By Janine Chow:
Wazhma Sadat stood erect on stage. Clad in black, hands clenched by her side. Not walking, not gesticulating. She didn’t move at all. But she held her audience spellbound.
“How is it not to live in war?”
This was TEDx Yale. As one of the only Afghans in Yale, Sadat had been invited to speak at the conference. Despite her confession to having been nervous about public speaking, her oration, delivered with striking pathos, stood out among twenty-four other exceptional speeches for its sheer stunning power.
Today, Wazhma Sadat shared with us her voice and her extraordinary story.
She spoke of Afghanistan at war, of a childhood plagued by constant fear—taking refuge in the basement, futilely attempting to shut her senses to the wrenching daily reality of the sound of jets that came at 3:00 in the morning. She spoke of a broken Afghanistan thirteen years later, of an old and beloved teacher who was “happy” to have lost his sight and most of his hearing so he did not “see the children begging on the street” or “hear the sound of the bombs.” She spoke of a people “who still don’t know how to not to live in war.”
Sadat spoke, most of all, of a country bereaved of its voice.
When she visited her old teacher, she asked him what he thought of the increasing lack of security in Afghanistan. “He thanked me for being the first person who ever asked him what he thought.”
Here, Sadat said, she really understood the value of people and the human voice.
As Afghanistan rebuilds itself, she said, the decision makers do not listen to the vast majority of the population, the “average Afghans who are teachers and farmers and shopkeepers.” A small group of people implement their projects “without remembering that they [the everyday Afghans] have a voice in the rebuilding of our country as well.”
“I wanted to hear them,” said Sadat as the audience hung on her words. “I wanted them to believe they had a voice.” And so she related how she began a program that markets Afghan women’s products in the United States. Even if they cannot communicate with words, “they communicate with the flowers they embroider and the products” they send to the U.S.
Communication can be achieved, she seemed to say, without even language or common experience. “Humanity alone can be the best tool to communicate.”
“I want to leave you with one thought,” she concluded. “The difference between me as a Yale student and all the women [in Afghanistan] is that one day, someone came up to me asked me what I thought. And that gave me the confidence to be where I am today.”

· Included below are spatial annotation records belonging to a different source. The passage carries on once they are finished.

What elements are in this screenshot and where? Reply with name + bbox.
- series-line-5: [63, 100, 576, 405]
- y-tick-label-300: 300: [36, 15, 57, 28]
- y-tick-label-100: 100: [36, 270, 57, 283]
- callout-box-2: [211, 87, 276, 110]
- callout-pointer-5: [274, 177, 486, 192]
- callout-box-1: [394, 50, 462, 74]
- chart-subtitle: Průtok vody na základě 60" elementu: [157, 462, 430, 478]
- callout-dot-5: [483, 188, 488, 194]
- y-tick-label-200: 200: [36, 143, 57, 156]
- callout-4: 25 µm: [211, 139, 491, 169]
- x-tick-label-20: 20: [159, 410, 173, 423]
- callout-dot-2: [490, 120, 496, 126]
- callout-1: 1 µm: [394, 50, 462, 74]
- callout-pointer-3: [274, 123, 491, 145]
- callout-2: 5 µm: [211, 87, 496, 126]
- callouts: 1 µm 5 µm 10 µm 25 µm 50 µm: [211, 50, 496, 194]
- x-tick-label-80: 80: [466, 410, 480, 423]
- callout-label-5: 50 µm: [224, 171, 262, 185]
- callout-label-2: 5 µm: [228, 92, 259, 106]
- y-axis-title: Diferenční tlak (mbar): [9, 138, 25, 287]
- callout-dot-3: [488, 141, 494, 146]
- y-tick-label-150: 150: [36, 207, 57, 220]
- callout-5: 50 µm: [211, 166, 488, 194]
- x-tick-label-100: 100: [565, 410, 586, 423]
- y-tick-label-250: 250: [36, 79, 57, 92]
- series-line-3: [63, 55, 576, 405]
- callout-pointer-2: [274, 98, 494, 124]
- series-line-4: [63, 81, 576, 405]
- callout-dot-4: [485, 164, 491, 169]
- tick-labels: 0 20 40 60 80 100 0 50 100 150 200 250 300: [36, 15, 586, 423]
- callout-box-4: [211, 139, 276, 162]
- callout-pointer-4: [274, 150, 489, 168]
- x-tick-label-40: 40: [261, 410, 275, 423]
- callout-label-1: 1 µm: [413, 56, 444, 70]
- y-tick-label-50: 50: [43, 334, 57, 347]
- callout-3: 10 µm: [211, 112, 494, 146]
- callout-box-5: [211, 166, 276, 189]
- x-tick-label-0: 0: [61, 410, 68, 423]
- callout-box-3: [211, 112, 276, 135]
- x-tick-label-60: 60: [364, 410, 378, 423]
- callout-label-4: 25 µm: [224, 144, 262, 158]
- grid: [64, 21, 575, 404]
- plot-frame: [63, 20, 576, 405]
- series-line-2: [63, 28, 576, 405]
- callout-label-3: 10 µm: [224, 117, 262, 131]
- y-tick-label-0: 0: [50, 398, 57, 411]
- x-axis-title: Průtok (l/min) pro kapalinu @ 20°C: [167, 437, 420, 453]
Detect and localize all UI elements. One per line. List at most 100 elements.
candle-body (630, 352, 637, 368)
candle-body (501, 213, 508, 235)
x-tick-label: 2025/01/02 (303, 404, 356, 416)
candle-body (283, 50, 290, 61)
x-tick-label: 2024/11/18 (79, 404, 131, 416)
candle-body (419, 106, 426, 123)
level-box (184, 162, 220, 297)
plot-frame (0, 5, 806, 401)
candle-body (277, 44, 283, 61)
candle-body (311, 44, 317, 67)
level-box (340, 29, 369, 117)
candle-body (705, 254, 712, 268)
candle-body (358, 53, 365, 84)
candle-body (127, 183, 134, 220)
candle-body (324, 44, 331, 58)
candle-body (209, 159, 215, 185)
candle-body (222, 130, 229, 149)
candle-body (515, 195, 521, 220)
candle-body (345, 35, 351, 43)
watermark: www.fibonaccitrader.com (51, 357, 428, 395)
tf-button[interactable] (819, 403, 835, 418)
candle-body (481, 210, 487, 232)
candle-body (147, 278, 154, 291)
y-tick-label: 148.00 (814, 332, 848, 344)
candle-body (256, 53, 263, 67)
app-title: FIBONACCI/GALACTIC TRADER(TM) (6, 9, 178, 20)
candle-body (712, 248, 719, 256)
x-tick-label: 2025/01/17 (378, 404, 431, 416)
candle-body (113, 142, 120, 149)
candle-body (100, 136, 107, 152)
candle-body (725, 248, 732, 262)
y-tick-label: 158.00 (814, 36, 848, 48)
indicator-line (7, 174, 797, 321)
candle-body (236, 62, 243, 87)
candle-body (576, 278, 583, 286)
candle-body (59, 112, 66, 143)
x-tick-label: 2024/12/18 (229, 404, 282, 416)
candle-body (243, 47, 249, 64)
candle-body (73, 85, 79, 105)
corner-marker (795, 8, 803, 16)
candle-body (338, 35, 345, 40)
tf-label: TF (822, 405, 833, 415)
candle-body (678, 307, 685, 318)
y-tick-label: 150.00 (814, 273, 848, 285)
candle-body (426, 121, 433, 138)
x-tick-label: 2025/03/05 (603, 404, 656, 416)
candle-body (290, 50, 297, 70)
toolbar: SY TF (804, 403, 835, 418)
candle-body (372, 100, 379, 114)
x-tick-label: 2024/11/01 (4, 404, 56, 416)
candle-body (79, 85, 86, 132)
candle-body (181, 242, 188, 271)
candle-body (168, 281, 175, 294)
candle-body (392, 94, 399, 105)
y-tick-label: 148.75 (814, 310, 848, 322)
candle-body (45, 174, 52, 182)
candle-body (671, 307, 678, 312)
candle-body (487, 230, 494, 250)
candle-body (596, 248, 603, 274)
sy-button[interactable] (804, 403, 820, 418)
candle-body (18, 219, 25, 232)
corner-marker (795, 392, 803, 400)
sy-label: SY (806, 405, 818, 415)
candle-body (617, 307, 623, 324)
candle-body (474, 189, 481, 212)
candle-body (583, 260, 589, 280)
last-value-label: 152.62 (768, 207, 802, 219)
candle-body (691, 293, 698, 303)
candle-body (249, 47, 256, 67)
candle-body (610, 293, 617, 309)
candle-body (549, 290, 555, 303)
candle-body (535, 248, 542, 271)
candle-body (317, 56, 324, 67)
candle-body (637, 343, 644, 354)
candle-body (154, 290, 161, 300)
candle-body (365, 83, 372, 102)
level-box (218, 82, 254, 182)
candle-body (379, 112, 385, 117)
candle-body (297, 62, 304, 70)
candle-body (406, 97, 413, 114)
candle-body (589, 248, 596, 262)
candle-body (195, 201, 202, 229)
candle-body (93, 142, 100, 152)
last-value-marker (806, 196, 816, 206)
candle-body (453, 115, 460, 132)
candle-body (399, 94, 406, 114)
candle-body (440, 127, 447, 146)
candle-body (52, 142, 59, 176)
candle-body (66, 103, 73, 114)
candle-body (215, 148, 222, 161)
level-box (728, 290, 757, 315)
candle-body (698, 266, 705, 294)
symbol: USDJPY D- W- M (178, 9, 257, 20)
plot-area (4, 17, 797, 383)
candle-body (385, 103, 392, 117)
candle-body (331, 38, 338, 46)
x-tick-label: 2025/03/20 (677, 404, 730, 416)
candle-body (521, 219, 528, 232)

An electrified audience gave Sadat standing ovation. And as the cheers and applause continued on and on in evermore enthusiastic volume, I for one wished to communicate with Wazhma Sadat myself, simply to know this rare person and her beautiful message just a little bit better.
***
Amidst tumultuous applause, Yale’s first ever TEDx conference drew to a close. A large wave of people peeled out of the room, voices buzzing with excited (if exhausted) reflection on the talks. I walked the length of the room, searching, searching—there! Wazhma Sadat sat in the front row before the stage.
I wanted to meet her. I wanted to hear more from her, to learn from her. I wanted so badly to tell her how strongly she had struck me, how beautiful I found her speech, how powerfully her words about communication through humanity and human connection had resounded with me. What with my nerves, my suitemate literally had to push me forward to begin conversation.
I didn’t manage to tell her everything I had wanted to tell her. But I did manage to secure an interview for the Globalist!
Wazhma was a warm conversationalist. We reflected on her TED talk, bouncing from topic to topic. We talked about how, for the people of Afghanistan, it is “hard to look at what’s not war.” She told me how they’re still adjusting to “waking up and not thinking about suicide bombs.” Then we spoke about the women she endeavors to empower, to connect with, to empathize with. “No one really listens,” she said softly.
But listening is the root of communication.
I asked Wazhma about the person she had mentioned in the conclusion of her talk, the person who had asked her what she thought. She told me that he was an American who had interviewed her for a particularly competitive program. She told me how she had studied English in for this interview, and had prepared words in English for any question he might ask.
But then he had asked: “What do you think about the power of people in Afghanistan?”
“I just paused,” she told me. “I said, ‘I don’t have an answer.’”
The pursuit of the voice and the words to answer his question brought Wazhma to the electric story she had related earlier. I asked again after the American who had asked the question.
His name, as it happens, is Ted. And he is a Yale alumnus from 1958.
Wazhma had ultimately developed a relationship with Ted over the years. “He would send me New York Times articles every day,” she related, smiling.
And today, we are infinitely lucky to have Wazhma Sadat among our ranks as a Yalie.
I look forward to more conversations with her.